Today I set out on a run and the mission of the run was to run further than I have in my past runs. I wasn't trying to set a PR for mile pace, my goal was to run further than I normally do, and finish. I didn't know how far I was going, I just knew the course I had mapped out would be further than my other runs, and off I went.
I was cruising along and then I heard the voice come through my headphones from my map my run app telling me my distance and time and I just kept going because everything was still easy. At the next interval I heard the same thing, but at this point I was starting to get a little tired and I knew it was a long way back home and my mind started to tell me I had gone too far, this is too much, but I just kept pushing. I practice positive thinking on a daily basis, meaning that when negative thoughts creep in, I recognize them and replace them with positive ones. I also name this voice and I visualize this voice as a real person in order to talk to him. At this interval I simply said to him "excuse me, I have to keep going, I have a goal and I have come to far to stop now", and off I went.
I kept running and the voice came through my headphones again with the time and distance and this time it was the distance I normally run, but I was nowhere close to my house and again, I was tired. You know the feeling when your chest is burning and your legs get heavy and you wouldn't mind stopping. At this very moment guess who appeared again? That little man, and he was trying to high five me and tell me I have done enough, I have accomplished my goal, I have gone as far as I alwasy go and that is good enough", but I looked at him and said "excuse me sir, today I am going beyond the normal, today I am pushing past average, and today I am going to the next level", but he insisted saying "STOP, you are good enough". Again, I know better, I know good enough never is, so I politely said "excuse me sir, I have to keep going, I have come to far to stop now" and I off I went. This time he was mad at me, he gave me a look I never see from him becaue he knew my legs were tired and my chest was burning, and my breathing became a little tough to control, and was upset he couldn't convince me to quit, but I knew, and I know that your mind will quit before your body does, so he was ready to quit but I moved him aside, and off I went.
As I trekked on, I heard the voice again, time and distance and I began to think to myself, wow, this is great, you have accomplished, and the voice came to me again and he said, "see, I was right, you are done, you do not want to go any further, you have accomplished so stop, you are tired and sore". But I just kept saying I started and I have to finish because that is what I do, I am a competitor and I have been here before, and like before I will pass out before I quit" and I kept on.
Then as I entered the home stretch and I continued to get more tired I saw an elderly man walking at a slow clip and slightly hunched over like life was winning the battle against his body. I waved to him and he could barely lift his arm high enough to wave back and all of a sudden this feeling came over me and I was no longer tired at all. Although I had been using my positive thought training to get me through this run, I now used an outside form of motivation to help me finish this run, because in the moment I saw the man walking I realized I did not have to finish the run, I get to finish the run. I thought about how the man was unable to run and I am fortunate to be able to run whenever I like and I just kept thinking to myself you do not have to finish this run, but you get to finish this run so take advantage of the things you get to do while you are still able to do them.
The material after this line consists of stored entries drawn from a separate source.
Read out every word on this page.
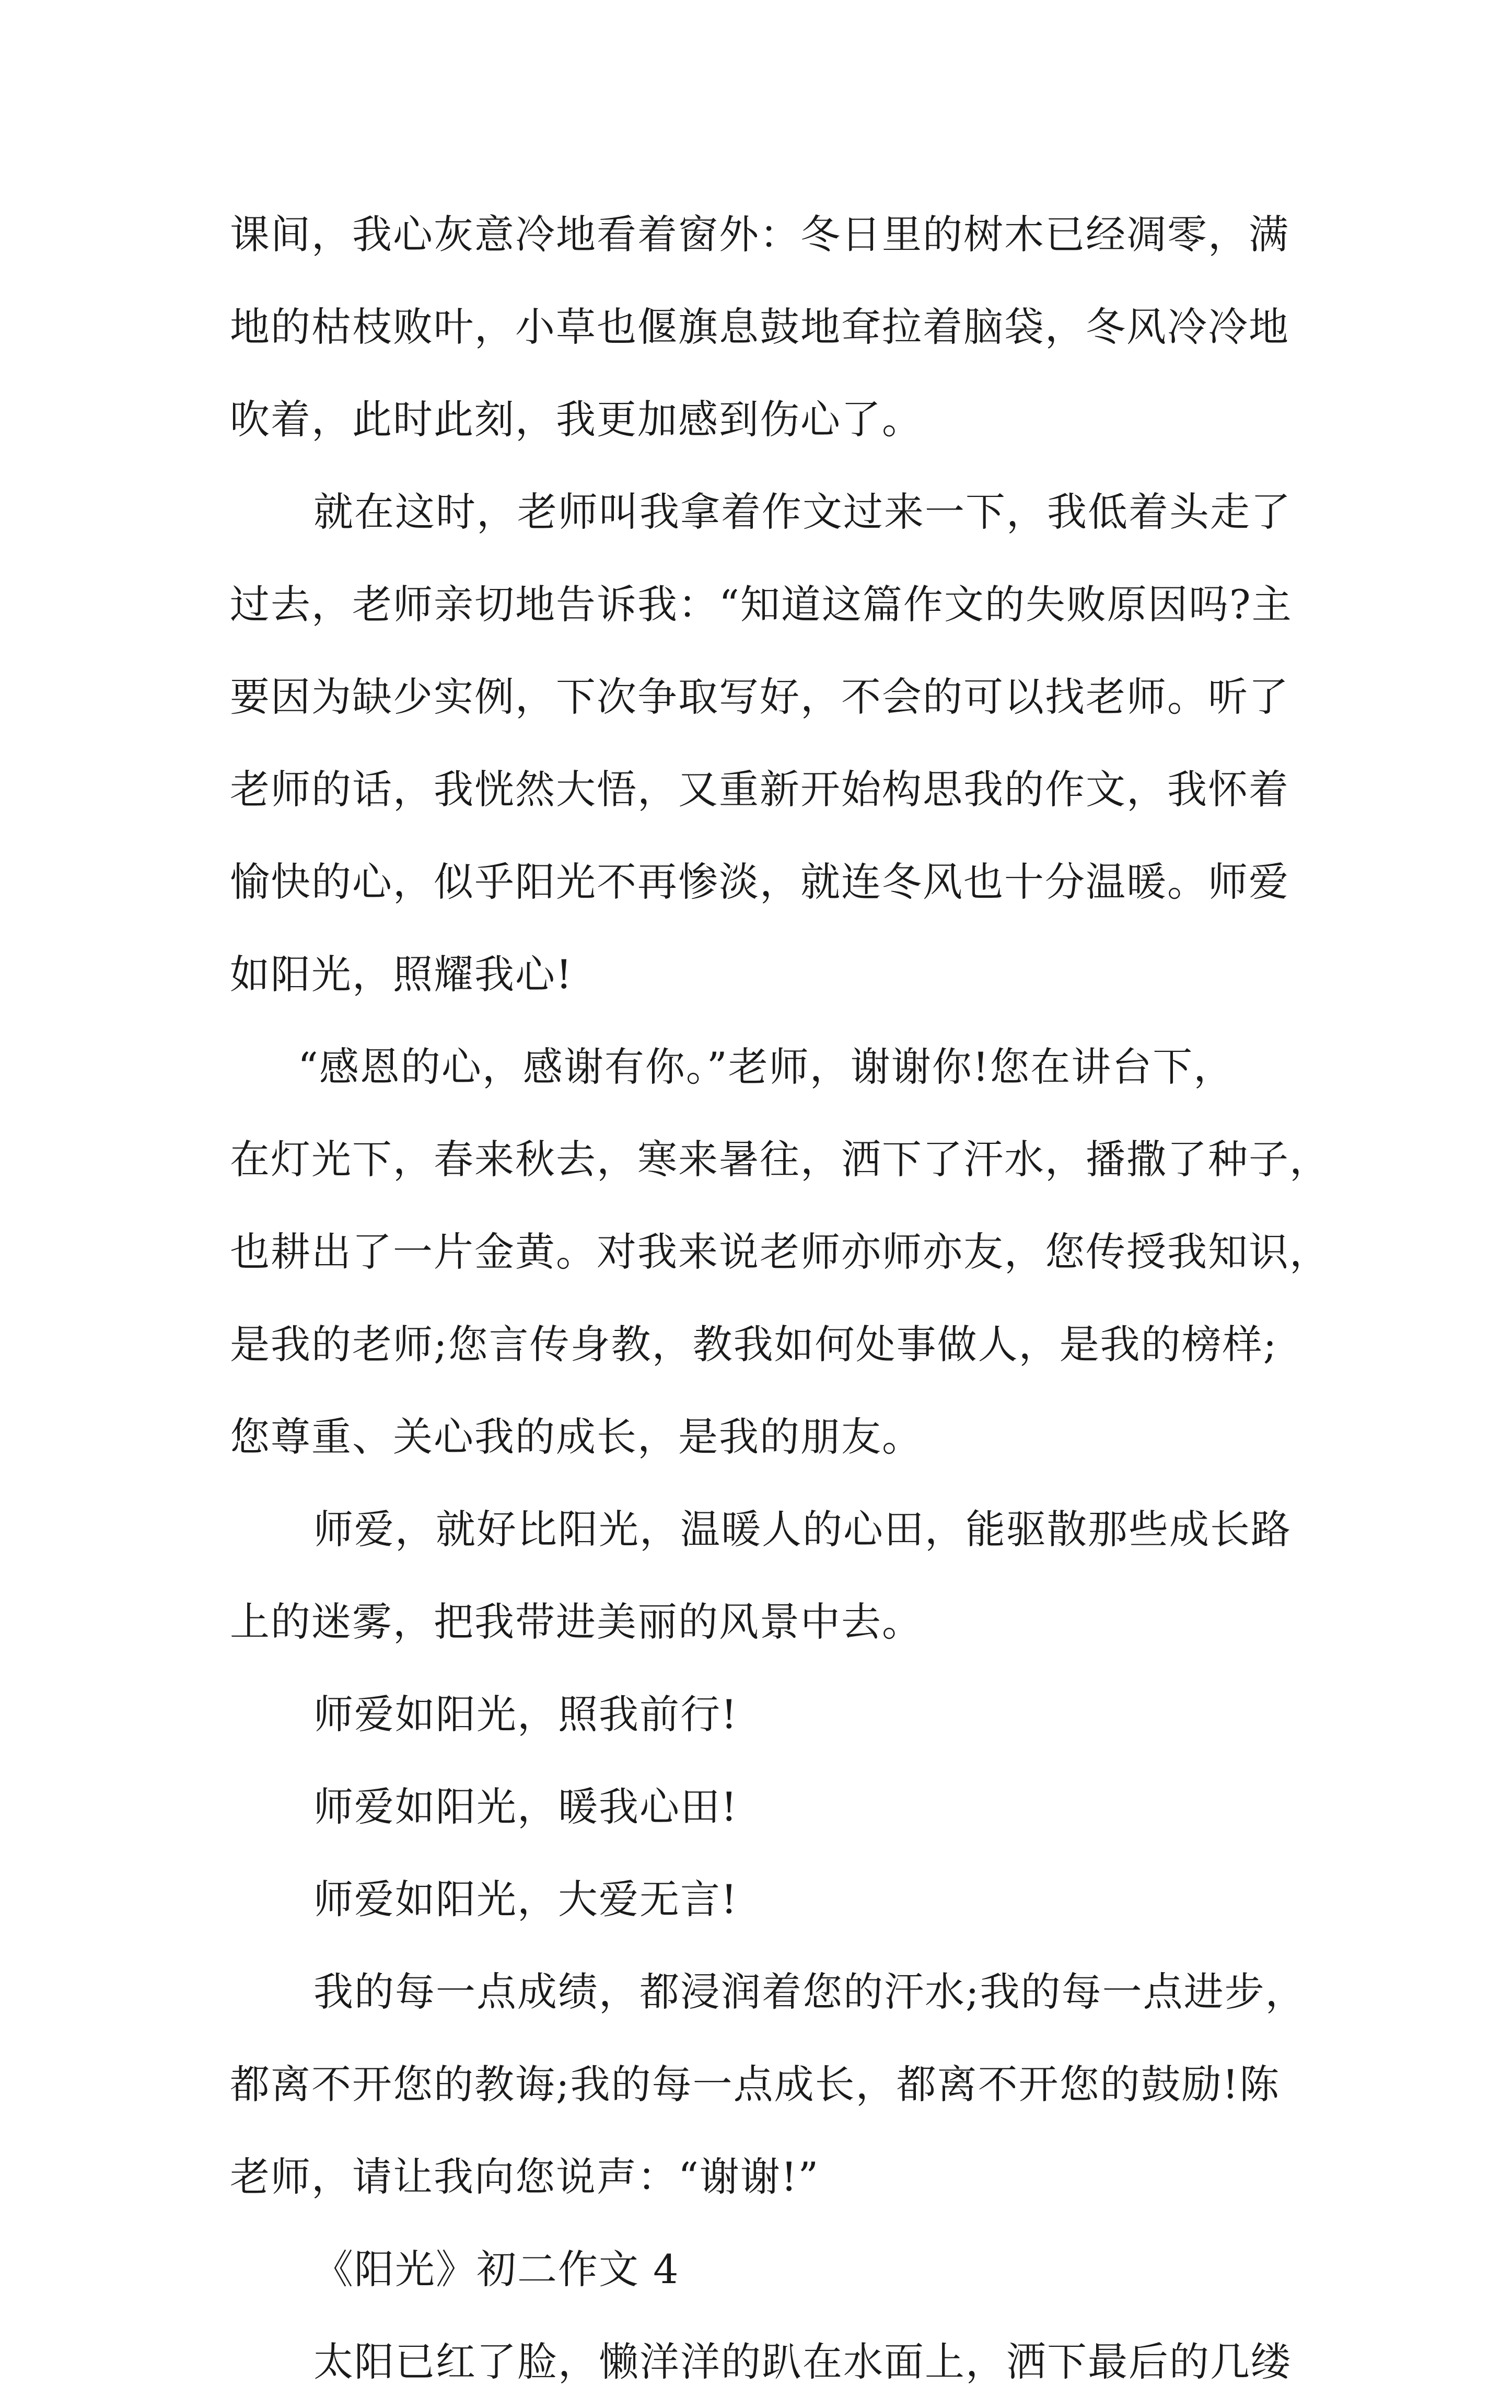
课间，我心灰意冷地看着窗外：冬日里的树木已经凋零，满
地的枯枝败叶，小草也偃旗息鼓地耷拉着脑袋，冬风冷冷地
吹着，此时此刻，我更加感到伤心了。
就在这时，老师叫我拿着作文过来一下，我低着头走了
过去，老师亲切地告诉我：“知道这篇作文的失败原因吗?主
要因为缺少实例，下次争取写好，不会的可以找老师。听了
老师的话，我恍然大悟，又重新开始构思我的作文，我怀着
愉快的心，似乎阳光不再惨淡，就连冬风也十分温暖。师爱
如阳光，照耀我心!
“感恩的心，感谢有你。”老师，谢谢你!您在讲台下，
在灯光下，春来秋去，寒来暑往，洒下了汗水，播撒了种子，
也耕出了一片金黄。对我来说老师亦师亦友，您传授我知识，
是我的老师;您言传身教，教我如何处事做人，是我的榜样;
您尊重、关心我的成长，是我的朋友。
师爱，就好比阳光，温暖人的心田，能驱散那些成长路
上的迷雾，把我带进美丽的风景中去。
师爱如阳光，照我前行!
师爱如阳光，暖我心田!
师爱如阳光，大爱无言!
我的每一点成绩，都浸润着您的汗水;我的每一点进步，
都离不开您的教诲;我的每一点成长，都离不开您的鼓励!陈
老师，请让我向您说声：“谢谢!”
《阳光》初二作文 4
太阳已红了脸，懒洋洋的趴在水面上，洒下最后的几缕
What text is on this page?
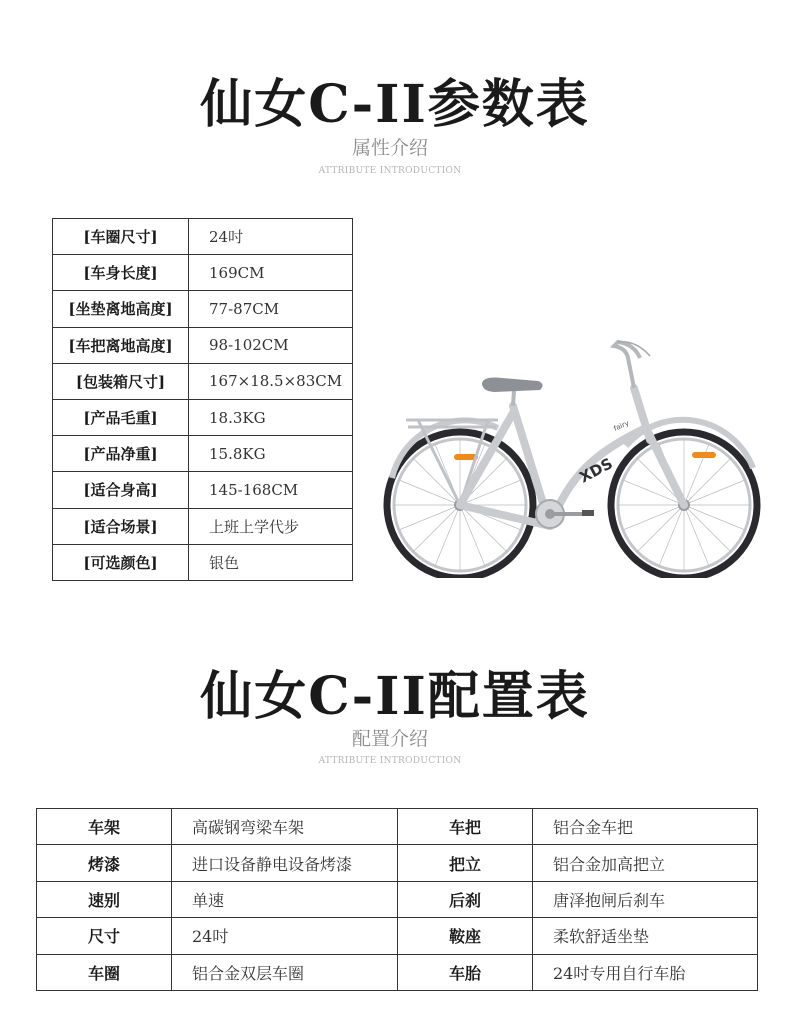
仙女C-II参数表
属性介绍
ATTRIBUTE INTRODUCTION
[车圈尺寸]	24吋
[车身长度]	169CM
[坐垫离地高度]	77-87CM
[车把离地高度]	98-102CM
[包装箱尺寸]	167×18.5×83CM
[产品毛重]	18.3KG
[产品净重]	15.8KG
[适合身高]	145-168CM
[适合场景]	上班上学代步
[可选颜色]	银色
XDS
fairy
仙女C-II配置表
配置介绍
ATTRIBUTE INTRODUCTION
车架	高碳钢弯梁车架	车把	铝合金车把
烤漆	进口设备静电设备烤漆	把立	铝合金加高把立
速别	单速	后刹	唐泽抱闸后刹车
尺寸	24吋	鞍座	柔软舒适坐垫
车圈	铝合金双层车圈	车胎	24吋专用自行车胎
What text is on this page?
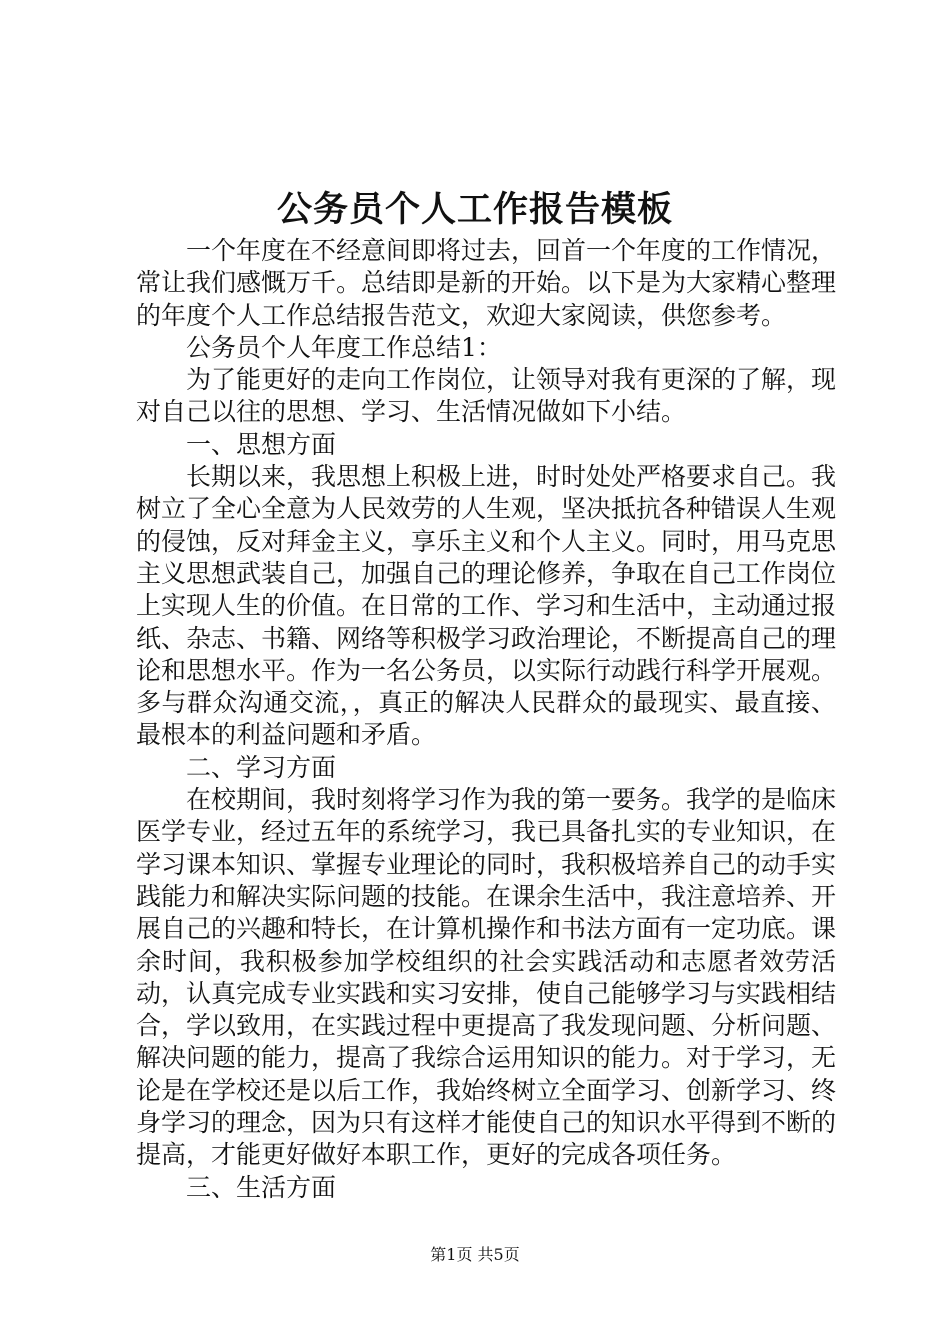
公务员个人工作报告模板

一个年度在不经意间即将过去，回首一个年度的工作情况，常让我们感慨万千。总结即是新的开始。以下是为大家精心整理的年度个人工作总结报告范文，欢迎大家阅读，供您参考。

公务员个人年度工作总结1：

为了能更好的走向工作岗位，让领导对我有更深的了解，现对自己以往的思想、学习、生活情况做如下小结。

一、思想方面

长期以来，我思想上积极上进，时时处处严格要求自己。我树立了全心全意为人民效劳的人生观，坚决抵抗各种错误人生观的侵蚀，反对拜金主义，享乐主义和个人主义。同时，用马克思主义思想武装自己，加强自己的理论修养，争取在自己工作岗位上实现人生的价值。在日常的工作、学习和生活中，主动通过报纸、杂志、书籍、网络等积极学习政治理论，不断提高自己的理论和思想水平。作为一名公务员，以实际行动践行科学开展观。多与群众沟通交流，，真正的解决人民群众的最现实、最直接、最根本的利益问题和矛盾。

二、学习方面

在校期间，我时刻将学习作为我的第一要务。我学的是临床医学专业，经过五年的系统学习，我已具备扎实的专业知识，在学习课本知识、掌握专业理论的同时，我积极培养自己的动手实践能力和解决实际问题的技能。在课余生活中，我注意培养、开展自己的兴趣和特长，在计算机操作和书法方面有一定功底。课余时间，我积极参加学校组织的社会实践活动和志愿者效劳活动，认真完成专业实践和实习安排，使自己能够学习与实践相结合，学以致用，在实践过程中更提高了我发现问题、分析问题、解决问题的能力，提高了我综合运用知识的能力。对于学习，无论是在学校还是以后工作，我始终树立全面学习、创新学习、终身学习的理念，因为只有这样才能使自己的知识水平得到不断的提高，才能更好做好本职工作，更好的完成各项任务。

三、生活方面

第1页 共5页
We all need to understand that in life we get to do things and we must learn to take advantage of those things because one day we will no longer be able or we will simply no longer get to do them. I got a chance to play pro baseball, and each game I played as though I would never play another game, because there was a posibility that was true; one day I would no longer get to play pro baseball. Your perception and thoughts will shape your life, so make sure both are positive.